@config_enumerate

srikanthram · March 11, 2019, 3:59pm

I have slight confusion regarding the usage of TraceEnum_ELBO() as the loss criteria

In order to enumerate all sample sites at once, the docs suggested the use of @config_eumerate (and is it @config_enumerate or @config_enumerate’)

Also, if I place the @config_enumerate above the model and the guide function, is it sufficient?

For example.

@config_enumerate
def model(images,labels):
…
…
def guide(images,labels):
…
…

def do_inference():
svi-SVI(model,guide,optimizer,loss=TraceEnum_ELBO())
…
…

My ELBO is fluctuating very randomly and I am not sure i if I am using the loss criteria appropriately.

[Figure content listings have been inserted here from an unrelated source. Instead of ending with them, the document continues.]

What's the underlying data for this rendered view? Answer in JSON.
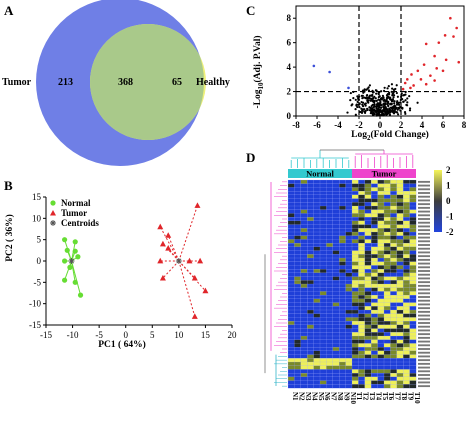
{
  "panels": {
    "A": {
      "letter": "A",
      "venn": {
        "left_label": "Tumor",
        "right_label": "Healthy",
        "left_only": "213",
        "overlap": "368",
        "right_only": "65",
        "colors": {
          "left": "#6f7fe6",
          "right": "#eef07a",
          "overlap": "#a9c98a"
        }
      }
    },
    "B": {
      "letter": "B",
      "chart_data": {
        "type": "scatter",
        "xlabel": "PC1 ( 64%)",
        "ylabel": "PC2 ( 36%)",
        "xlim": [
          -15,
          20
        ],
        "ylim": [
          -15,
          15
        ],
        "xticks": [
          "-15",
          "-10",
          "-5",
          "0",
          "5",
          "10",
          "15",
          "20"
        ],
        "yticks": [
          "15",
          "10",
          "5",
          "0",
          "-5",
          "-10",
          "-15"
        ],
        "legend": [
          "Normal",
          "Tumor",
          "Centroids"
        ],
        "legend_position": "top-left",
        "series": [
          {
            "name": "Normal",
            "color": "#66dd33",
            "centroid": [
              -10.2,
              0
            ],
            "points": [
              [
                -11.5,
                5
              ],
              [
                -9.5,
                4.5
              ],
              [
                -11,
                2.5
              ],
              [
                -9.5,
                2.3
              ],
              [
                -9,
                1
              ],
              [
                -11.5,
                0
              ],
              [
                -10.5,
                -1.5
              ],
              [
                -11.5,
                -4.5
              ],
              [
                -9.5,
                -5
              ],
              [
                -8.5,
                -8
              ]
            ]
          },
          {
            "name": "Tumor",
            "color": "#e0252a",
            "centroid": [
              10,
              0
            ],
            "points": [
              [
                13.5,
                13
              ],
              [
                6.5,
                8
              ],
              [
                8,
                6
              ],
              [
                7,
                4
              ],
              [
                8,
                3
              ],
              [
                6.5,
                0
              ],
              [
                12,
                0
              ],
              [
                14,
                0
              ],
              [
                7,
                -4
              ],
              [
                13,
                -4
              ],
              [
                15,
                -7
              ],
              [
                13,
                -13
              ]
            ]
          }
        ]
      }
    },
    "C": {
      "letter": "C",
      "chart_data": {
        "type": "scatter",
        "xlabel": "Log2(Fold Change)",
        "xlabel_main": "Log",
        "xlabel_sub": "2",
        "xlabel_rest": "(Fold Change)",
        "ylabel_pre": "-Log",
        "ylabel_sub": "10",
        "ylabel_rest": "(Adj. P.Val)",
        "xlim": [
          -8,
          8
        ],
        "ylim": [
          0,
          9
        ],
        "xticks": [
          "-8",
          "-6",
          "-4",
          "-2",
          "0",
          "2",
          "4",
          "6",
          "8"
        ],
        "yticks": [
          "8",
          "6",
          "4",
          "2",
          "0"
        ],
        "thresholds": {
          "x": [
            -2,
            2
          ],
          "y": 2
        },
        "colors": {
          "ns": "#000000",
          "up": "#e0252a",
          "down": "#3b4fd8"
        },
        "down_points": [
          [
            -6.3,
            4.1
          ],
          [
            -4.8,
            3.6
          ],
          [
            -3,
            2.3
          ]
        ],
        "up_points": [
          [
            6.7,
            8.0
          ],
          [
            7.3,
            7.2
          ],
          [
            6.2,
            6.6
          ],
          [
            5.6,
            6.0
          ],
          [
            7.0,
            6.5
          ],
          [
            4.4,
            5.9
          ],
          [
            5.2,
            4.9
          ],
          [
            6.3,
            4.6
          ],
          [
            7.5,
            4.4
          ],
          [
            4.2,
            4.2
          ],
          [
            5.4,
            3.9
          ],
          [
            3.6,
            3.7
          ],
          [
            6.0,
            3.7
          ],
          [
            3.0,
            3.4
          ],
          [
            4.8,
            3.3
          ],
          [
            2.6,
            3.0
          ],
          [
            3.9,
            3.0
          ],
          [
            2.4,
            2.7
          ],
          [
            3.2,
            2.5
          ],
          [
            4.4,
            2.6
          ],
          [
            2.9,
            2.3
          ],
          [
            5.2,
            2.9
          ],
          [
            2.2,
            2.2
          ]
        ],
        "ns_cloud_seed": 17
      }
    },
    "D": {
      "letter": "D",
      "group_labels": [
        "Normal",
        "Tumor"
      ],
      "group_colors": [
        "#33c9cf",
        "#ee44cc"
      ],
      "colorbar_ticks": [
        "2",
        "1",
        "0",
        "-1",
        "-2"
      ],
      "colorbar_colors": [
        "#f5f55a",
        "#3d3d3d",
        "#2244dd"
      ],
      "sample_labels": [
        "N1",
        "N2",
        "N3",
        "N4",
        "N5",
        "N6",
        "N7",
        "N8",
        "N9",
        "N10",
        "T1",
        "T2",
        "T3",
        "T4",
        "T5",
        "T6",
        "T7",
        "T8",
        "T9",
        "T10"
      ],
      "n_rows": 56,
      "n_cols": 20,
      "heatmap_seed": 42
    }
  }
}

srikanthram · March 11, 2019, 5:36pm

To be more specific here are my model and guide functions. I have enclosed the inference part as well.I strongly feel I have messed up somewhere

The prior_distribution() and categorical_variational_parameters() are just returning probability matrices for initialization

fritzo · March 13, 2019, 5:39pm

Hi @srikanthram, I don’t think you can use enumeration in your model, because your observation depends on a joint function of the categorical variables. This isn’t so much a Pyro limitation as a limitation of mathematics: to enumerate over the categorical variables, you’d really need to enumerate over the cartesian product of size num_categories ** 800 etc, and that space so large that computation is infeasible. Instead of enumeration, I think you’ll want to use variational inference and learn the categorical distributions in your guide.

srikanthram · March 13, 2019, 6:06pm

@fritzo This would mean to use Trace_ELBO() rather than TraceEnum_ELBO()? I did try that out by surprisingly my loss is increasing instead of decreasing. I strongly feel my pyro.params() are not getting updated during each iteration

fritzo · March 13, 2019, 6:08pm

Yes, you would use Trace_ELBO or better TraceGraph_ELBO. Training discrete models is hard, and you may need to use a low learning rate or provide baselines. You could also try using a relaxed categorical distribution, but I don’t have much experience with relaxed distributions.